Станиславский, он же Алексеев, наследник старинной московской купеческой династии, — ключевая фигура книги.

Как Алексеев и как Станиславский он проходит через оба пласта «Вишневосадской эпопеи»: описательно-биографический, опирающийся на архивные источники и предъявляющий их читателю, и театроведческий, написанный главным образом по материалам сиюминутных откликов на «Вишневый сад» Художественного театра в газетно-журнальной периодике.

Книга строится вокруг Станиславского, единого в трех лицах: купца Алексеева — модели Чехова, прообраза чеховского купца Лопахина, купца с «тонкими, нежными пальцами, как у артиста», и «тонкой, нежной душой»; Станиславского — автора спектакля и первого Гаева Художественного театра и Станиславского — педагога и теоретика драматической сцены, работавшего в 1930-х с литературным материалом чеховского «Вишневого сада».

К.С. Алексеев-Станиславский вытягивает сюжет монографии по линиям своей житейской и духовно-творческой биографии.
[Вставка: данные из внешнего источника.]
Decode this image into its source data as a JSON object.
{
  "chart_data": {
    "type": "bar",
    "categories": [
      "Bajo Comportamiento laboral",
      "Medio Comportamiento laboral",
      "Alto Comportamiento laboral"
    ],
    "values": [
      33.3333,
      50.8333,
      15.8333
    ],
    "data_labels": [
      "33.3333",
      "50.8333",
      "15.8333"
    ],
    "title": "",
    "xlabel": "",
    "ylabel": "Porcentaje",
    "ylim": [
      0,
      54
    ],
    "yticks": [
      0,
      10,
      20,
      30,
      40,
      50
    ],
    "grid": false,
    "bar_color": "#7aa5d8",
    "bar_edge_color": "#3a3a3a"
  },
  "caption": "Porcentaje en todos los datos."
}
Они сливаются в единую линию его жизни в искусстве театра. Он делит столетие, отведенное «Вишневосадской эпопее», на 10 узлов, связанных с чеховским «Вишневым садом». Каждый из 10 глав-очерков самостоятелен, но освещен персоной Станиславского, непрерывно менявшейся за годы земного пути в предлагаемых обстоятельствах исторического времени, но сохранявшей и в стрессовых ситуациях XX века, испытывавших личность, нравственные заповеди своих праотцов, потомственных почетных московских граждан.

Примечания

2. Паперный З.С. Записные книжки Чехова. М.: Советский писатель, 1976. С. 319—320.

2. Парамонов Б.М. Конец стиля. СПб; М.: Алетейя — Аграф, 1997. С. 262.

2. О значении цифр и знаков в круглых скобках после цитаты см.: Раздел «Примечания» в конце тома и сноску к нему.